Despite its limitations, our approach allowed us to obtain important data in a relatively quick and economical way. Our findings are expected to impact public health campaigns geared towards early diagnosis/management of reproductive problems in the Puerto Rican and other Hispanic populations. In view of the fact that endometriosis is a progressive disease, it is critical to raise awareness of it and the consequences of a delayed diagnosis in the general population, as well as in the medical community beyond gynecologists (e.g., nurses, emergency room specialists, pediatricians). Such consequences include significant damage to the reproductive organs and a decrease in the fertility potential of patients, as well as detrimental effects on the emotional wellbeing and mental health of those living in pain. The first indispensable step to reaching this goal is to convincingly establish endometriosis as an important public health problem in Puerto Rico, which was the main goal of this study.

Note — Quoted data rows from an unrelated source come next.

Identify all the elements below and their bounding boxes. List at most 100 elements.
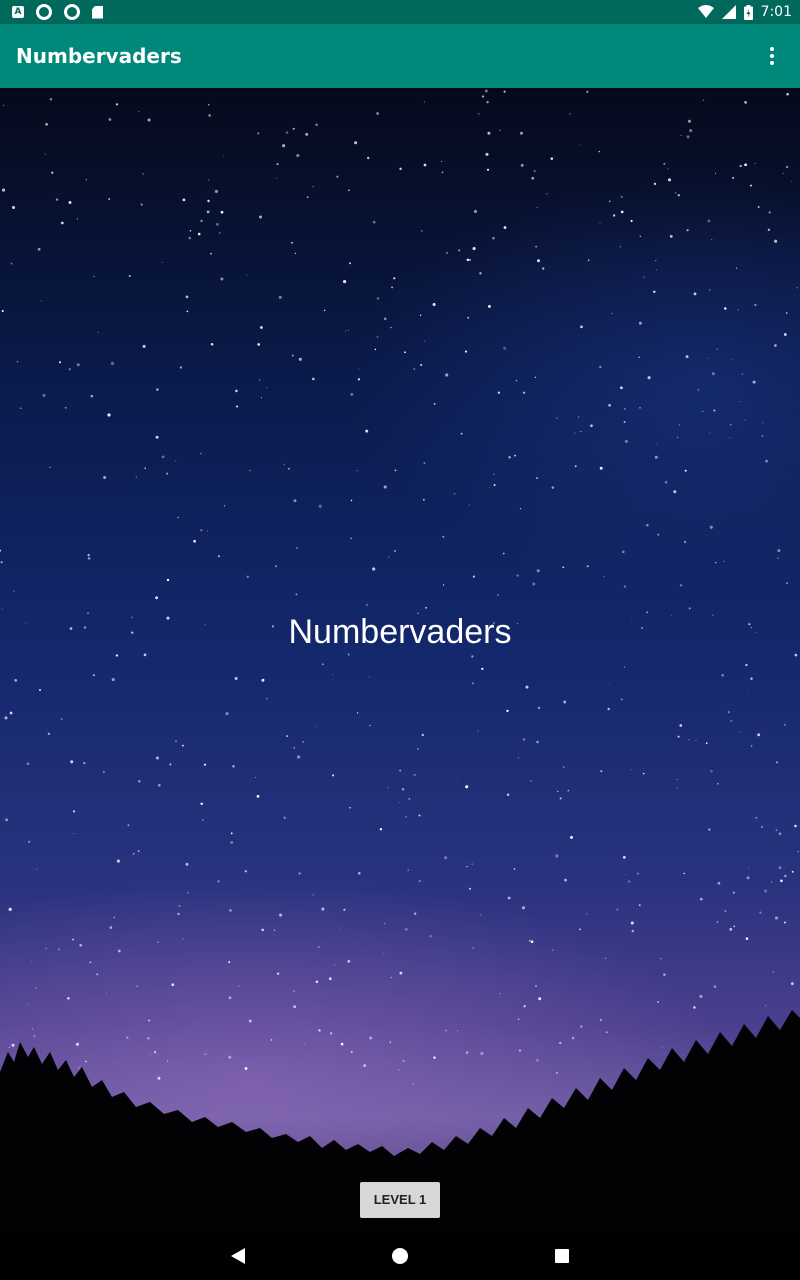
star (499, 129, 501, 131)
star (155, 435, 159, 439)
star (115, 103, 119, 106)
star (413, 368, 416, 371)
star (472, 682, 474, 685)
star (517, 757, 520, 759)
star (744, 419, 746, 421)
back-icon[interactable] (226, 1244, 250, 1268)
star (677, 194, 680, 197)
star (580, 325, 583, 329)
star (657, 533, 660, 536)
level-1-button[interactable]: LEVEL 1 (360, 1182, 440, 1218)
star (291, 241, 293, 244)
star (623, 421, 626, 423)
star (161, 262, 163, 264)
star (497, 594, 499, 596)
star (467, 316, 470, 319)
star (446, 251, 448, 254)
star (791, 870, 794, 873)
navigation-bar (0, 1232, 800, 1280)
star (405, 816, 407, 818)
star (646, 524, 649, 527)
star (623, 666, 625, 668)
star (421, 733, 425, 737)
star (556, 417, 558, 419)
star (762, 422, 764, 424)
star (664, 480, 668, 484)
star (471, 863, 473, 865)
star (368, 676, 370, 678)
star (693, 292, 697, 296)
star (210, 252, 212, 255)
star (616, 908, 619, 911)
star (185, 295, 189, 299)
star (279, 913, 283, 917)
star (550, 157, 554, 160)
star (0, 561, 3, 564)
star (777, 557, 779, 559)
star (103, 476, 107, 479)
star (312, 377, 315, 381)
star (460, 432, 463, 435)
star (481, 667, 484, 671)
star (417, 748, 419, 750)
star (323, 309, 326, 312)
star (735, 267, 738, 269)
recents-icon[interactable] (550, 1244, 574, 1268)
star (653, 290, 656, 293)
app-title: Numbervaders (16, 44, 182, 68)
star (630, 769, 632, 771)
star (283, 463, 286, 466)
star (229, 909, 232, 912)
star (721, 674, 724, 677)
star (752, 380, 756, 384)
star (508, 456, 511, 459)
star (200, 529, 203, 532)
star (579, 928, 582, 931)
star (13, 590, 15, 592)
star (138, 780, 141, 783)
star (76, 363, 80, 367)
star (401, 788, 405, 791)
star (418, 880, 421, 883)
star (358, 368, 360, 370)
star (503, 226, 507, 229)
more-vertical-icon[interactable] (760, 44, 784, 68)
star (298, 357, 302, 361)
star (630, 921, 634, 925)
star (321, 907, 325, 911)
star (421, 230, 423, 232)
star (423, 101, 425, 103)
star (729, 437, 731, 439)
star (425, 606, 427, 609)
star (49, 466, 51, 469)
star (757, 205, 760, 209)
star (142, 344, 146, 348)
star (754, 162, 756, 165)
star (746, 876, 750, 880)
star (697, 388, 700, 391)
star (51, 171, 54, 174)
star (783, 723, 786, 726)
star (765, 459, 768, 463)
star (466, 258, 470, 262)
star (684, 469, 687, 472)
star (92, 674, 95, 677)
star (182, 198, 186, 202)
star (365, 429, 369, 433)
star (744, 101, 747, 104)
star (350, 393, 354, 396)
star (235, 405, 239, 408)
star (347, 329, 349, 331)
star (45, 947, 48, 950)
star (663, 162, 666, 165)
star (466, 865, 468, 868)
star (207, 530, 209, 532)
home-icon[interactable] (388, 1244, 412, 1268)
star (366, 156, 370, 160)
star (506, 793, 509, 796)
star (503, 346, 507, 350)
star (90, 394, 94, 398)
star (702, 99, 705, 102)
star (338, 927, 340, 929)
star (667, 178, 672, 182)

In summary, this is an exploratory study that aimed to describe for the first time the gynecological, clinical, and demographic profiles of endometriosis patients versus a sample of the general female population in Puerto Rico. We estimate the prevalence of endometriosis at 4.0% in this population, although this number may be higher if we take into consideration the high prevalence of endometriosis-specific symptoms in the general female population of the island. Our data also suggest that endometriosis is a common gynecological condition in Puerto Rico, that menstrual cycle characteristics may not be associated with endometriosis in all populations, and most importantly, that a significant proportion of women may be undiagnosed. Taken together, these results will not only help us better understand this enigmatic disease, but will lead efforts to increase awareness and develop public health policies that will result in the early diagnosis and appropriate management of patients with endometriosis.
Acknowledgments
This study was made possible thanks to NIH grant #R01 HD050559, NIH-RCMI grant # 2G12 RR03050, and NIH-MBRS grant #S06-GM08239. Statistical analyses were conducted in collaboration with the NIH-RCMI Epidemiology and Biostatistics Core at PSM (grant # 2G12 RR03050).
Footnotes
Synopsis:
The estimated prevalence of endometriosis in Puerto Rico is 4.0%; its symptoms are common in undiagnosed women indicating a need for increased awareness of the disease.